Detecting lava tubes is challenging in the field due to their hidden nature and inaccessibility, but it can be important for understanding lava flow dynamics and mitigating hazards. Here we show how analysis of multispectral imagery (Sentinel-2 and Landsat) and InSAR (Sentinel-1) can enable the delineation of a ∼14-km long lava-tube network entirely by remote sensing. The lava tube network formed in 2024 during the 68-day long eruption of Fernandina volcano, a highly active, yet remote and uninhabited island in the Galapagos Islands. The arterial tube(s) and main branches of the network were mapped based on: (1) spatio-temporally stable, point-like thermal anomalies (“skylights”) from syn-eruption shortwave and thermal infrared imagery; and (2) a dendritic pattern of horizontal displacements defined by post-eruption InSAR timeseries analysis. Furthermore, elongated perpendicular baselines of Sentinel-1 interferograms enabled us to estimate lava-flow thicknesses of up to ∼17 m locally and a lava-field bulk volume of ∼84 ± 40 × 10⁶ m³. Lastly, we traced the growth of the lava field from a time series of InSAR coherence images. Combined with the lava thickness mapping, the coherence mapping gives initial magma eruption rates of 87 m³s⁻¹, which over two weeks declined rapidly and non-linearly to below 6 m³s⁻¹. This sharp reduction in eruption rate coincides with a transition - observed in multispectral imagery - from initial open channel flow to enclosed tube flow.
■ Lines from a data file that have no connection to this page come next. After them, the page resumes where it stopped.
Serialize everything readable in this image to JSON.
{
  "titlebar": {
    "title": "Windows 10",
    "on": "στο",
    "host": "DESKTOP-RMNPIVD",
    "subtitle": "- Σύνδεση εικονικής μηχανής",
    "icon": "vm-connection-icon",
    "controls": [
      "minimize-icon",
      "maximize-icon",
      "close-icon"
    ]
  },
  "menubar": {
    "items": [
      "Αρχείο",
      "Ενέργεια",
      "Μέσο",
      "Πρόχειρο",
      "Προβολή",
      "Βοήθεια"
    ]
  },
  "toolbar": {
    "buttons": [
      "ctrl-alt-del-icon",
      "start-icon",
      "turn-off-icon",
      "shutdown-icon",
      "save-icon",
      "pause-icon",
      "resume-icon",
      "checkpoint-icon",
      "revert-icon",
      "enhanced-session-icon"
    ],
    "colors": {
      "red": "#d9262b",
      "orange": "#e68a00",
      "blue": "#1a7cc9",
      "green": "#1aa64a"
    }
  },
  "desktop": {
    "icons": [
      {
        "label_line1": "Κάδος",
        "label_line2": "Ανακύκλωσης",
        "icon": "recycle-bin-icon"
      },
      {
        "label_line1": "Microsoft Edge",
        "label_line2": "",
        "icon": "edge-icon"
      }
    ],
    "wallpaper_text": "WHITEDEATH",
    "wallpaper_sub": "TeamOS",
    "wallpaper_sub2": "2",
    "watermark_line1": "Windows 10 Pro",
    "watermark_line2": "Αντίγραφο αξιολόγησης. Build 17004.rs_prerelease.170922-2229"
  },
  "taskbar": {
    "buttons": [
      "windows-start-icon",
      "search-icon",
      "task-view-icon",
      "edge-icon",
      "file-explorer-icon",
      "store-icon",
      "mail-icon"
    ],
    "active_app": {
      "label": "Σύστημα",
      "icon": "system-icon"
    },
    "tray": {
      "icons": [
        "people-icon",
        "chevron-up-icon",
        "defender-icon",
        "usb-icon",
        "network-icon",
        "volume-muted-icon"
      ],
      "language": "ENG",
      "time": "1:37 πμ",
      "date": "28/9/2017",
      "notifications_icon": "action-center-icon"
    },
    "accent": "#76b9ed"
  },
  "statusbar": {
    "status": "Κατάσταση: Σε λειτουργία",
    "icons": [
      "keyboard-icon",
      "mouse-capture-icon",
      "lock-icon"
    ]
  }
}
Although the tube flow phase accounted for only 18% of the total erupted volume, it spanned 75% of the eruption duration and facilitated 35% (5 km) of the total lava run-out. These entirely remotely generated results are consistent with field‐based observations of lava tube development on Hawaii. A multi-sensor approach to remote sensing of lava tubes may therefore contribute in future to modelling of lava flow advance and to assessment of tube-collapse hazard.